The process by which this happened is interesting. The rulers of the Byzantine Empire, based in Constantinople, saw themselves not only as a worldly government, but as the representatives of God on the earth. There was no real separation of church and state. (Had not Constantine, the founder of the city that had come to be called after his name, presided at the council of Nicea? Even though he was not yet even baptized? So who could deny the right of the emperor to rule in religious matters?) The elegant word for this is caesaropapism, which indicates a state of affairs in which the ruler is simultaneously caesar or emperor and pope. It is also a state of affairs in which reli­gious disagreement is tantamount to treason. The drawback, from the ruler’s perspective, is that religious dissent could actually become trea­son. After all, if the government viewed it as treason, why shouldn’t it really become such? Tourists today are still shown the gate in the old Babylon fortress, south of Cairo, where a Coptic Christian managed to sneak down and open the gates to the besieging Muslim army. He evidently felt, as did many of his fellow Copts, that Arab Muslim rule could not possibly be worse than the intolerant rule of the Byzantines and might even be better. He was probably right.
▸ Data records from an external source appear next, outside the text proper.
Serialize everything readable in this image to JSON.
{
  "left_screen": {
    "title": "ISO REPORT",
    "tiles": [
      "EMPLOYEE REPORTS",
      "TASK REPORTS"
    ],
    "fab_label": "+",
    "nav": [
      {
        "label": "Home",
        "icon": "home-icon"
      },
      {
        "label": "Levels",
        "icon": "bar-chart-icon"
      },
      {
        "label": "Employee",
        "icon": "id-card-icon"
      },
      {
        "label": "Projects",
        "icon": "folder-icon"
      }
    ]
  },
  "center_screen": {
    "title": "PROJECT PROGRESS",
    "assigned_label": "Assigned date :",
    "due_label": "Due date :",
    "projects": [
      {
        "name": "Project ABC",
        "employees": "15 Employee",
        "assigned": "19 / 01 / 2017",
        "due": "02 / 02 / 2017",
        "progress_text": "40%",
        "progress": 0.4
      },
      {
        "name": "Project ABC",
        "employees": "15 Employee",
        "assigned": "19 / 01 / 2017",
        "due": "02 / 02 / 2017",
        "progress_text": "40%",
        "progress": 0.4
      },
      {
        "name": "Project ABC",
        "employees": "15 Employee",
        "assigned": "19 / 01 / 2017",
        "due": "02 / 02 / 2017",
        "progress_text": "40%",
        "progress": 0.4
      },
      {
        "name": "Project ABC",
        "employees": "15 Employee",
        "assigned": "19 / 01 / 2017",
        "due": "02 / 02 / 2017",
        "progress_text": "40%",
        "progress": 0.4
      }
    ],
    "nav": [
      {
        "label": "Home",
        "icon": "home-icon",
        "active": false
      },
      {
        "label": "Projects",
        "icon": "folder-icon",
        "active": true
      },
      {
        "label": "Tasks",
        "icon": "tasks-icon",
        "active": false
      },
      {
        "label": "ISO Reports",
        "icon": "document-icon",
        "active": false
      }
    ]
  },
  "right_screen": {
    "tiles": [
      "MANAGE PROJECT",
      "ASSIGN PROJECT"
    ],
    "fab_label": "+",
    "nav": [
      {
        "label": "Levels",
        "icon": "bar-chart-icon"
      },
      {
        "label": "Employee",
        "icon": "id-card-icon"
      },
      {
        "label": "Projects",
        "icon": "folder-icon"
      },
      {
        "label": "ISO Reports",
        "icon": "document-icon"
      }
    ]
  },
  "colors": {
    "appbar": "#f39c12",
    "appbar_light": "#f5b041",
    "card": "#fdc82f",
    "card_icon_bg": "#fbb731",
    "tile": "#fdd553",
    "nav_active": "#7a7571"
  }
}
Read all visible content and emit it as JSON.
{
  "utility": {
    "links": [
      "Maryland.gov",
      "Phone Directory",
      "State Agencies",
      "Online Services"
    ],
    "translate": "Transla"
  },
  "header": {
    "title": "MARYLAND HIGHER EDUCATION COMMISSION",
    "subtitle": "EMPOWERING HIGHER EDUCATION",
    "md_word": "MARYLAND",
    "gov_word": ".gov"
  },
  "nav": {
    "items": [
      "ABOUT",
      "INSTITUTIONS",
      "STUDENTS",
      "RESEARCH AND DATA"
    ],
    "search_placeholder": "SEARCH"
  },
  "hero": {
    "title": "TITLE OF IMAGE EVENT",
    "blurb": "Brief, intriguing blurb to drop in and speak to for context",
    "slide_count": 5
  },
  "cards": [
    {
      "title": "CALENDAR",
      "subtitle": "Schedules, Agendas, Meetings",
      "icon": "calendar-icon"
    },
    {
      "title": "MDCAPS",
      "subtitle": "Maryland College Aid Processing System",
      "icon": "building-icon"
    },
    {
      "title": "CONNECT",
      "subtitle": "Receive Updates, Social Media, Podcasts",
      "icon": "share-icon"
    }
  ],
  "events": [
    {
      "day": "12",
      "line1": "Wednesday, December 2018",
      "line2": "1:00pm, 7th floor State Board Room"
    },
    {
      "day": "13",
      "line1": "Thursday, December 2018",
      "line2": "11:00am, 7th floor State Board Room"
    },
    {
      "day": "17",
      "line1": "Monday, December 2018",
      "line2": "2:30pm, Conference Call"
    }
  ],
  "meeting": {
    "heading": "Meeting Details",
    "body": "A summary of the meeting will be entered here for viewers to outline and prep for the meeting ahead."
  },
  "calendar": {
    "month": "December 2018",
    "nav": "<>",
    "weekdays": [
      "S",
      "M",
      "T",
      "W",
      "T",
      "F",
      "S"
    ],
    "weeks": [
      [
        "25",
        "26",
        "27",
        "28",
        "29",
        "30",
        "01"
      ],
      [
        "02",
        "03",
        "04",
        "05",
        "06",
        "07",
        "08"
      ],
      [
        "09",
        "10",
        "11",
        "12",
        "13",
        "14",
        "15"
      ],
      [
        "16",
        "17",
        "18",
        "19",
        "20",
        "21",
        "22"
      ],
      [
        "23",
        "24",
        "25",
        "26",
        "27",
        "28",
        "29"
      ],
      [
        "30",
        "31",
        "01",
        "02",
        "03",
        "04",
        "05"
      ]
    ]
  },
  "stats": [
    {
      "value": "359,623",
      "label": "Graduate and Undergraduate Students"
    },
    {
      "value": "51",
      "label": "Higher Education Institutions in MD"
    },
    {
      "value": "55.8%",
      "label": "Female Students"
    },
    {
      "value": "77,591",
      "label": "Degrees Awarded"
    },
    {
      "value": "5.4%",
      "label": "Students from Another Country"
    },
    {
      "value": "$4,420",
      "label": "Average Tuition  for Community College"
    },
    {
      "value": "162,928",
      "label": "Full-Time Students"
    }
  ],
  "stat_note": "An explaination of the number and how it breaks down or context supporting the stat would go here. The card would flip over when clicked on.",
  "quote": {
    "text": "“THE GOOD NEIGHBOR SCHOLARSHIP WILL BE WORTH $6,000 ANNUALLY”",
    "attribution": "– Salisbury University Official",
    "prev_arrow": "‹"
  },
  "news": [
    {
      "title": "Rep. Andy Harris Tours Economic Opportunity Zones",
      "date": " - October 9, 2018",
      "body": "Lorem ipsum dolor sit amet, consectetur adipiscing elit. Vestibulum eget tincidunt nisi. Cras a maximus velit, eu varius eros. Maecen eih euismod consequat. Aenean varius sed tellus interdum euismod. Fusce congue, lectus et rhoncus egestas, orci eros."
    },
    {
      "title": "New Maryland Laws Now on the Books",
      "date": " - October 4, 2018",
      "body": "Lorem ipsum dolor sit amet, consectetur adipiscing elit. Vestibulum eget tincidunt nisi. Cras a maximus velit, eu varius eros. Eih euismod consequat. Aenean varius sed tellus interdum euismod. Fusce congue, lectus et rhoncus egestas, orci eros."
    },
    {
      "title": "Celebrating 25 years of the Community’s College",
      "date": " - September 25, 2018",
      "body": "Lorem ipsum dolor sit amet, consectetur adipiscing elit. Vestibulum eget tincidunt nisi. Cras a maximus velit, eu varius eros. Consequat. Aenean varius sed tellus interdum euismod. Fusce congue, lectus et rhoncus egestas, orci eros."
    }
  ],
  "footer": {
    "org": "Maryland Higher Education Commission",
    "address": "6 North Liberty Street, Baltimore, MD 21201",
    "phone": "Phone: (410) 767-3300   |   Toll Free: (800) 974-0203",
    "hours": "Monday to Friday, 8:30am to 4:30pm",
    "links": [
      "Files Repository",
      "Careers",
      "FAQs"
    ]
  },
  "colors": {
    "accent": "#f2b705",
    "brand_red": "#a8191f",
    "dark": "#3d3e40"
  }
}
The Nestorian Christians were a persecuted minority whose ancestors had lost one of the innumerable nitpicking theological disputes that constantly divided the apostate church. They could see that conditions were rapidly becoming intolerable under the Byzantines, who were determined to have not only political unity but religious uniformity in their domain. So those Nestorians who could do so moved to the east, often right into the domain of the Persian king, who could not tell one Christian sect from another and was disposed to leave them alone. Thus, when the Arabs inherited much of the Middle East, they also came into possession of a size­able and, eventually, highly useful Nestorian minority.